New McCree Takes a Walk Back in Time

Reviewed by Kathleen Kirby

For long time residents of Flint, the current musical offering at the New McCree Theatre is a walk back in time. The Saints of St. John Street is an original play written by McCree Executive Director Charles H. Winfrey. This version, an encore production imagesof the same script first presented ten years ago, is true to the history of this close-knit but long gone African American neighborhood.

Set in 1955, the story focuses on four youngsters, The Saints, who in addition to being good friends are all members of a losing baseball team in need of a coach. Winfrey’s own recollections of the St. John Street area come to life in these kids. Showcasing the neighborhood as well are the parents and siblings of the Saints along with a few quirky local denizens.

This was a simpler time, but it was not without stress. The fight for civil rights was only just beginning and there was fear generated by radio broadcasts reporting first the Mississippi lynching of young Emmett Till and later the arrest of Rosa Parks.

Director Cathye Johnson moves her large cast around the stage quite nicely. Three front porches serve to define the neighborhood and provide a setting for all the action. An audience member sitting behind us spoke to the authenticity of the production as he pointed out the radio in the window of the center stage house. He remembered that all the houses on St. John had music playing from a window radio.

First we met the young ballplayers led by Stick (Isaiah Grays) and chuckled at their give and take conversations about a “hideout” and the team’s losing record. It is through these youngsters that we came to know the neighbors, including the resident eccentrics.

Folks like the wild woman, Slap-God-A’mighty (Patricia Enright), and the mysterious Pawn Shop Shorty (Ulysses “BT” Bailey) are slightly curious while Darius Smith, who reprises the role of Jomo, could be anyone’s favorite dad.
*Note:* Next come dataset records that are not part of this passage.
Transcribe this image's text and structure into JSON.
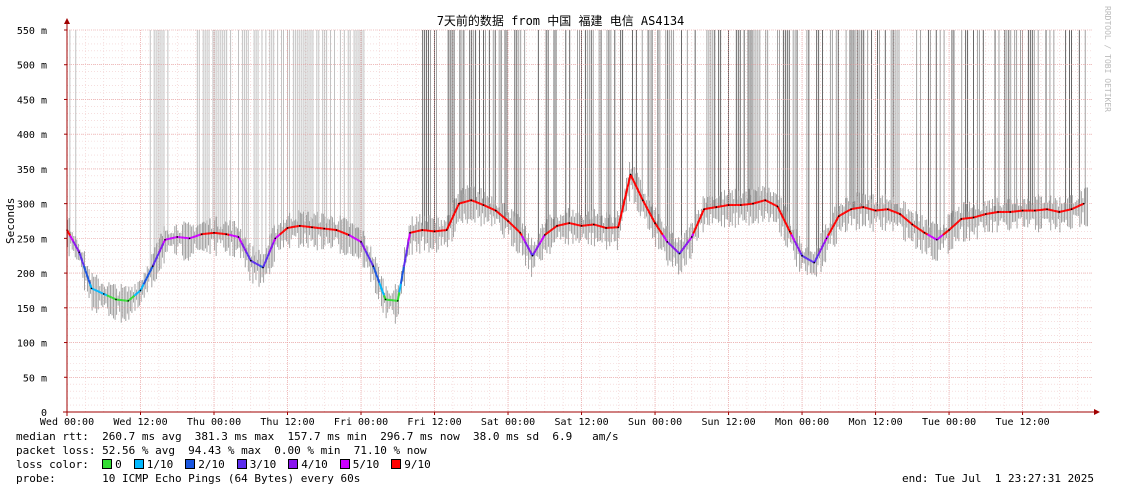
{
  "chart_data": {
    "type": "line",
    "title": "7天前的数据 from 中国 福建 电信 AS4134",
    "ylabel": "Seconds",
    "ylim": [
      0,
      0.55
    ],
    "y_ticks": [
      "0",
      "50 m",
      "100 m",
      "150 m",
      "200 m",
      "250 m",
      "300 m",
      "350 m",
      "400 m",
      "450 m",
      "500 m",
      "550 m"
    ],
    "x_ticks": [
      "Wed 00:00",
      "Wed 12:00",
      "Thu 00:00",
      "Thu 12:00",
      "Fri 00:00",
      "Fri 12:00",
      "Sat 00:00",
      "Sat 12:00",
      "Sun 00:00",
      "Sun 12:00",
      "Mon 00:00",
      "Mon 12:00",
      "Tue 00:00",
      "Tue 12:00"
    ],
    "x_hours": [
      0,
      12,
      24,
      36,
      48,
      60,
      72,
      84,
      96,
      108,
      120,
      132,
      144,
      156
    ],
    "xlim_hours": [
      0,
      167.5
    ],
    "grid": true,
    "series": [
      {
        "name": "median rtt",
        "unit": "ms",
        "x_hours": [
          0,
          2,
          4,
          6,
          8,
          10,
          12,
          14,
          16,
          18,
          20,
          22,
          24,
          26,
          28,
          30,
          32,
          34,
          36,
          38,
          40,
          42,
          44,
          46,
          48,
          50,
          52,
          54,
          56,
          58,
          60,
          62,
          64,
          66,
          68,
          70,
          72,
          74,
          76,
          78,
          80,
          82,
          84,
          86,
          88,
          90,
          92,
          94,
          96,
          98,
          100,
          102,
          104,
          106,
          108,
          110,
          112,
          114,
          116,
          118,
          120,
          122,
          124,
          126,
          128,
          130,
          132,
          134,
          136,
          138,
          140,
          142,
          144,
          146,
          148,
          150,
          152,
          154,
          156,
          158,
          160,
          162,
          164,
          166
        ],
        "values": [
          262,
          230,
          178,
          170,
          162,
          160,
          175,
          210,
          248,
          252,
          250,
          256,
          258,
          256,
          252,
          218,
          208,
          250,
          265,
          268,
          266,
          264,
          262,
          255,
          245,
          210,
          162,
          160,
          258,
          262,
          260,
          262,
          300,
          305,
          298,
          290,
          275,
          258,
          225,
          255,
          268,
          272,
          268,
          270,
          265,
          266,
          342,
          305,
          272,
          245,
          228,
          252,
          292,
          295,
          298,
          298,
          300,
          305,
          296,
          260,
          225,
          215,
          250,
          282,
          292,
          295,
          290,
          292,
          285,
          270,
          258,
          248,
          262,
          278,
          280,
          285,
          288,
          288,
          290,
          290,
          292,
          288,
          292,
          300
        ]
      }
    ],
    "loss_colors": [
      {
        "label": "0",
        "color": "#33dd33"
      },
      {
        "label": "1/10",
        "color": "#00b8ff"
      },
      {
        "label": "2/10",
        "color": "#1a56e0"
      },
      {
        "label": "3/10",
        "color": "#5c2eee"
      },
      {
        "label": "4/10",
        "color": "#8a15ee"
      },
      {
        "label": "5/10",
        "color": "#cc00ff"
      },
      {
        "label": "9/10",
        "color": "#ff0000"
      }
    ],
    "spike_color": "#888888",
    "axis_color": "#a00000",
    "grid_color": "#e89a9a"
  },
  "legend": {
    "median_row": "median rtt:  260.7 ms avg  381.3 ms max  157.7 ms min  296.7 ms now  38.0 ms sd  6.9   am/s",
    "packet_row": "packet loss: 52.56 % avg  94.43 % max  0.00 % min  71.10 % now",
    "loss_label": "loss color:  ",
    "probe_row": "probe:       10 ICMP Echo Pings (64 Bytes) every 60s",
    "end_text": "end: Tue Jul  1 23:27:31 2025"
  },
  "watermark": "RRDTOOL / TOBI OETIKER"
}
Tension builds when young Esther (Amari Robinson) decides to see where the boys go off to all the time. She follows them but doesn’t return. When the police can offer little help, the whole neighborhood joins in the frantic search. Interesting lessons emerge as folks begin to blame Pawn Shop Shorty, whom they perceive as different, for the girl’s disappearance.
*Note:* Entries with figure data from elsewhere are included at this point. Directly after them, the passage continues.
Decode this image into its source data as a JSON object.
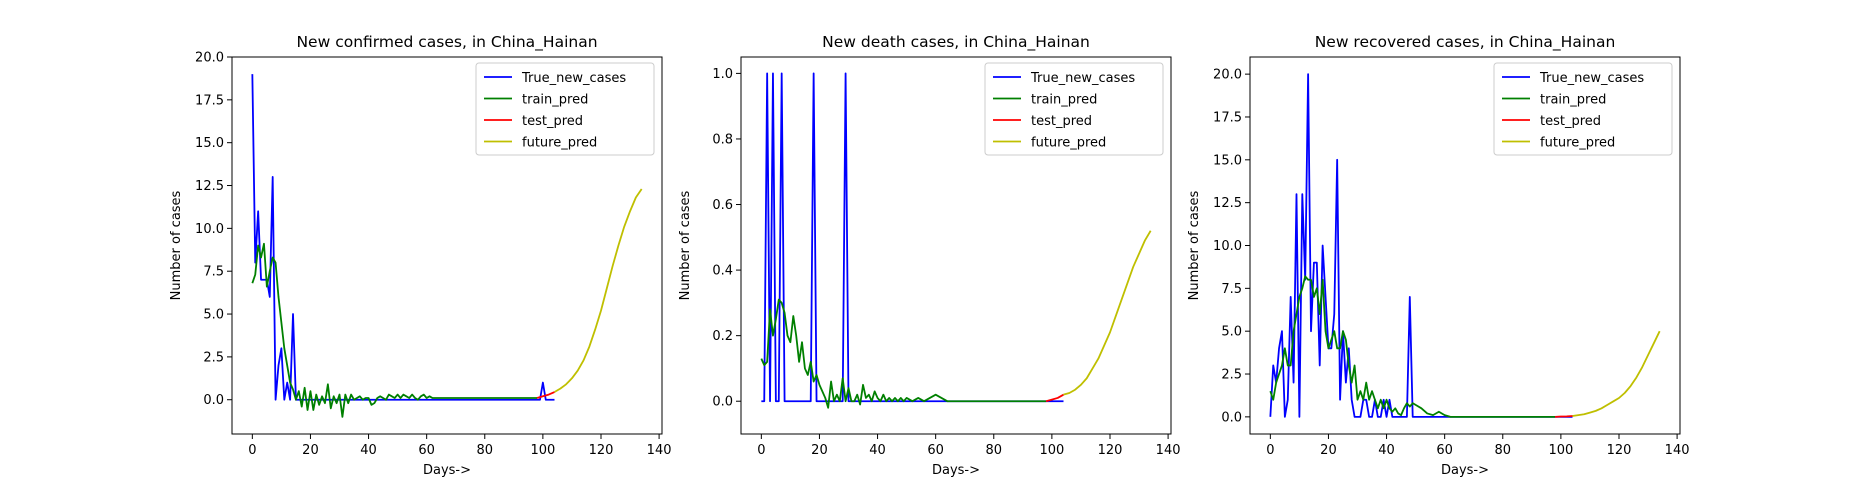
{
  "chart_data": [
    {
      "type": "line",
      "title": "New confirmed cases, in China_Hainan",
      "xlabel": "Days->",
      "ylabel": "Number of cases",
      "xlim": [
        -7,
        141
      ],
      "ylim": [
        -2.0,
        20.0
      ],
      "xticks": [
        0,
        20,
        40,
        60,
        80,
        100,
        120,
        140
      ],
      "yticks": [
        0.0,
        2.5,
        5.0,
        7.5,
        10.0,
        12.5,
        15.0,
        17.5,
        20.0
      ],
      "ytick_labels": [
        "0.0",
        "2.5",
        "5.0",
        "7.5",
        "10.0",
        "12.5",
        "15.0",
        "17.5",
        "20.0"
      ],
      "legend": "top-right",
      "series": [
        {
          "name": "True_new_cases",
          "color": "#0000ff",
          "x": [
            0,
            1,
            2,
            3,
            4,
            5,
            6,
            7,
            8,
            9,
            10,
            11,
            12,
            13,
            14,
            15,
            16,
            20,
            40,
            60,
            80,
            98,
            99,
            100,
            101,
            102,
            103,
            104
          ],
          "y": [
            19,
            8,
            11,
            7,
            7,
            7,
            6,
            13,
            0,
            2,
            3,
            0,
            1,
            0,
            5,
            0,
            0,
            0,
            0,
            0,
            0,
            0,
            0,
            1,
            0,
            0,
            0,
            0
          ]
        },
        {
          "name": "train_pred",
          "color": "#008000",
          "x": [
            0,
            1,
            2,
            3,
            4,
            5,
            6,
            7,
            8,
            9,
            10,
            11,
            12,
            13,
            14,
            15,
            16,
            17,
            18,
            19,
            20,
            21,
            22,
            23,
            24,
            25,
            26,
            27,
            28,
            29,
            30,
            31,
            32,
            33,
            34,
            35,
            36,
            37,
            38,
            39,
            40,
            41,
            42,
            43,
            44,
            45,
            46,
            47,
            48,
            49,
            50,
            51,
            52,
            53,
            54,
            55,
            56,
            57,
            58,
            59,
            60,
            61,
            62,
            70,
            80,
            90,
            98
          ],
          "y": [
            6.8,
            7.3,
            9.0,
            8.3,
            9.1,
            6.6,
            7.5,
            8.3,
            8.0,
            6.0,
            4.5,
            3.0,
            2.0,
            1.0,
            0.6,
            0.0,
            0.5,
            -0.4,
            0.7,
            -0.6,
            0.5,
            -0.6,
            0.3,
            -0.3,
            0.2,
            -0.2,
            0.9,
            -0.5,
            0.2,
            -0.2,
            0.3,
            -1.0,
            0.3,
            -0.2,
            0.3,
            0.0,
            0.1,
            0.2,
            0.0,
            0.1,
            0.1,
            -0.3,
            -0.2,
            0.1,
            0.2,
            0.1,
            0.0,
            0.3,
            0.2,
            0.1,
            0.3,
            0.1,
            0.3,
            0.2,
            0.1,
            0.3,
            0.1,
            0.0,
            0.2,
            0.3,
            0.1,
            0.2,
            0.1,
            0.1,
            0.1,
            0.1,
            0.1
          ]
        },
        {
          "name": "test_pred",
          "color": "#ff0000",
          "x": [
            98,
            100,
            102,
            104
          ],
          "y": [
            0.1,
            0.2,
            0.3,
            0.45
          ]
        },
        {
          "name": "future_pred",
          "color": "#bfbf00",
          "x": [
            104,
            106,
            108,
            110,
            112,
            114,
            116,
            118,
            120,
            122,
            124,
            126,
            128,
            130,
            132,
            134
          ],
          "y": [
            0.45,
            0.65,
            0.9,
            1.25,
            1.7,
            2.3,
            3.1,
            4.1,
            5.2,
            6.5,
            7.8,
            9.0,
            10.1,
            11.0,
            11.8,
            12.3
          ]
        }
      ]
    },
    {
      "type": "line",
      "title": "New death cases, in China_Hainan",
      "xlabel": "Days->",
      "ylabel": "Number of cases",
      "xlim": [
        -7,
        141
      ],
      "ylim": [
        -0.1,
        1.05
      ],
      "xticks": [
        0,
        20,
        40,
        60,
        80,
        100,
        120,
        140
      ],
      "yticks": [
        0.0,
        0.2,
        0.4,
        0.6,
        0.8,
        1.0
      ],
      "ytick_labels": [
        "0.0",
        "0.2",
        "0.4",
        "0.6",
        "0.8",
        "1.0"
      ],
      "legend": "top-right",
      "series": [
        {
          "name": "True_new_cases",
          "color": "#0000ff",
          "x": [
            0,
            1,
            2,
            3,
            4,
            5,
            6,
            7,
            8,
            17,
            18,
            19,
            28,
            29,
            30,
            104
          ],
          "y": [
            0,
            0,
            1,
            0,
            1,
            0,
            0,
            1,
            0,
            0,
            1,
            0,
            0,
            1,
            0,
            0
          ]
        },
        {
          "name": "train_pred",
          "color": "#008000",
          "x": [
            0,
            1,
            2,
            3,
            4,
            5,
            6,
            7,
            8,
            9,
            10,
            11,
            12,
            13,
            14,
            15,
            16,
            17,
            18,
            19,
            20,
            21,
            22,
            23,
            24,
            25,
            26,
            27,
            28,
            29,
            30,
            31,
            32,
            33,
            34,
            35,
            36,
            37,
            38,
            39,
            40,
            41,
            42,
            43,
            44,
            45,
            46,
            47,
            48,
            49,
            50,
            52,
            54,
            56,
            58,
            60,
            62,
            64,
            70,
            80,
            90,
            98
          ],
          "y": [
            0.13,
            0.11,
            0.12,
            0.28,
            0.2,
            0.25,
            0.31,
            0.3,
            0.27,
            0.2,
            0.18,
            0.26,
            0.2,
            0.12,
            0.18,
            0.1,
            0.08,
            0.12,
            0.06,
            0.08,
            0.05,
            0.03,
            0.01,
            -0.02,
            0.06,
            0.0,
            0.02,
            0.0,
            0.07,
            0.0,
            0.04,
            0.0,
            0.0,
            0.02,
            -0.01,
            0.05,
            0.01,
            0.02,
            0.0,
            0.03,
            0.01,
            0.0,
            0.02,
            0.0,
            0.01,
            0.0,
            0.01,
            0.0,
            0.01,
            0.0,
            0.01,
            0.0,
            0.01,
            0.0,
            0.01,
            0.02,
            0.01,
            0.0,
            0.0,
            0.0,
            0.0,
            0.0
          ]
        },
        {
          "name": "test_pred",
          "color": "#ff0000",
          "x": [
            98,
            100,
            102,
            104
          ],
          "y": [
            0.0,
            0.005,
            0.01,
            0.02
          ]
        },
        {
          "name": "future_pred",
          "color": "#bfbf00",
          "x": [
            104,
            106,
            108,
            110,
            112,
            114,
            116,
            118,
            120,
            122,
            124,
            126,
            128,
            130,
            132,
            134
          ],
          "y": [
            0.02,
            0.025,
            0.035,
            0.05,
            0.07,
            0.1,
            0.13,
            0.17,
            0.21,
            0.26,
            0.31,
            0.36,
            0.41,
            0.45,
            0.49,
            0.52
          ]
        }
      ]
    },
    {
      "type": "line",
      "title": "New recovered cases, in China_Hainan",
      "xlabel": "Days->",
      "ylabel": "Number of cases",
      "xlim": [
        -7,
        141
      ],
      "ylim": [
        -1.0,
        21.0
      ],
      "xticks": [
        0,
        20,
        40,
        60,
        80,
        100,
        120,
        140
      ],
      "yticks": [
        0.0,
        2.5,
        5.0,
        7.5,
        10.0,
        12.5,
        15.0,
        17.5,
        20.0
      ],
      "ytick_labels": [
        "0.0",
        "2.5",
        "5.0",
        "7.5",
        "10.0",
        "12.5",
        "15.0",
        "17.5",
        "20.0"
      ],
      "legend": "top-right",
      "series": [
        {
          "name": "True_new_cases",
          "color": "#0000ff",
          "x": [
            0,
            1,
            2,
            3,
            4,
            5,
            6,
            7,
            8,
            9,
            10,
            11,
            12,
            13,
            14,
            15,
            16,
            17,
            18,
            19,
            20,
            21,
            22,
            23,
            24,
            25,
            26,
            27,
            28,
            29,
            30,
            31,
            32,
            33,
            34,
            35,
            36,
            37,
            38,
            39,
            40,
            41,
            42,
            43,
            44,
            45,
            46,
            47,
            48,
            49,
            50,
            104
          ],
          "y": [
            0,
            3,
            2,
            4,
            5,
            0,
            1,
            7,
            2,
            13,
            0,
            13,
            8,
            20,
            5,
            9,
            9,
            3,
            10,
            7,
            4,
            4,
            6,
            15,
            1,
            5,
            2,
            4,
            1,
            0,
            0,
            0,
            1,
            1,
            0,
            0,
            1,
            0,
            0,
            1,
            0,
            1,
            0,
            0,
            0,
            0,
            0,
            0,
            7,
            0,
            0,
            0
          ]
        },
        {
          "name": "train_pred",
          "color": "#008000",
          "x": [
            0,
            1,
            2,
            3,
            4,
            5,
            6,
            7,
            8,
            9,
            10,
            11,
            12,
            13,
            14,
            15,
            16,
            17,
            18,
            19,
            20,
            21,
            22,
            23,
            24,
            25,
            26,
            27,
            28,
            29,
            30,
            31,
            32,
            33,
            34,
            35,
            36,
            37,
            38,
            39,
            40,
            41,
            42,
            43,
            44,
            45,
            46,
            47,
            48,
            49,
            50,
            52,
            54,
            56,
            58,
            60,
            62,
            64,
            70,
            80,
            90,
            98
          ],
          "y": [
            1.5,
            1.0,
            2.0,
            2.5,
            3.0,
            4.0,
            3.0,
            3.0,
            5.0,
            6.0,
            7.0,
            7.5,
            8.2,
            8.0,
            8.0,
            7.0,
            7.5,
            6.0,
            8.0,
            5.0,
            4.0,
            4.5,
            5.0,
            4.0,
            4.0,
            5.0,
            4.5,
            3.0,
            2.0,
            3.0,
            1.0,
            1.5,
            1.0,
            2.0,
            1.0,
            1.5,
            1.0,
            0.5,
            1.0,
            0.5,
            1.0,
            0.5,
            0.3,
            0.5,
            0.2,
            0.1,
            0.5,
            0.8,
            0.6,
            0.8,
            0.7,
            0.5,
            0.2,
            0.1,
            0.3,
            0.1,
            0.0,
            0.0,
            0.0,
            0.0,
            0.0,
            0.0
          ]
        },
        {
          "name": "test_pred",
          "color": "#ff0000",
          "x": [
            98,
            100,
            102,
            104
          ],
          "y": [
            0.0,
            0.02,
            0.03,
            0.05
          ]
        },
        {
          "name": "future_pred",
          "color": "#bfbf00",
          "x": [
            104,
            106,
            108,
            110,
            112,
            114,
            116,
            118,
            120,
            122,
            124,
            126,
            128,
            130,
            132,
            134
          ],
          "y": [
            0.05,
            0.1,
            0.15,
            0.25,
            0.35,
            0.5,
            0.7,
            0.9,
            1.1,
            1.4,
            1.8,
            2.3,
            2.9,
            3.6,
            4.3,
            5.0
          ]
        }
      ]
    }
  ]
}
Music is central in this show and serves as background to all the action. Much of it consists of recorded oldies, but five street corner crooners known as The Cavalcades (David Lott, Phillip Young, Linwood Peacock, Fredrick Fife, and Clifford Sykes) produce some wonderfully close acapella harmony. A highlight that delighted Thursday’s opening night audience occurred when young Stick joined them with his terrific Frankie Lymon sound.

Some technical issues surfaced Thursday with a screechy microphone feeding back once or twice and a dim spotlight not really highlighting well on the Cavalcades. Surely these will be remedied in future performances.

There is a host of talent in this cast. The youngsters are genuine and the adults sincere. So, although this production had a couple hiccups, the story is heartwarming and the nod to Flint history is intriguing and hard to resist.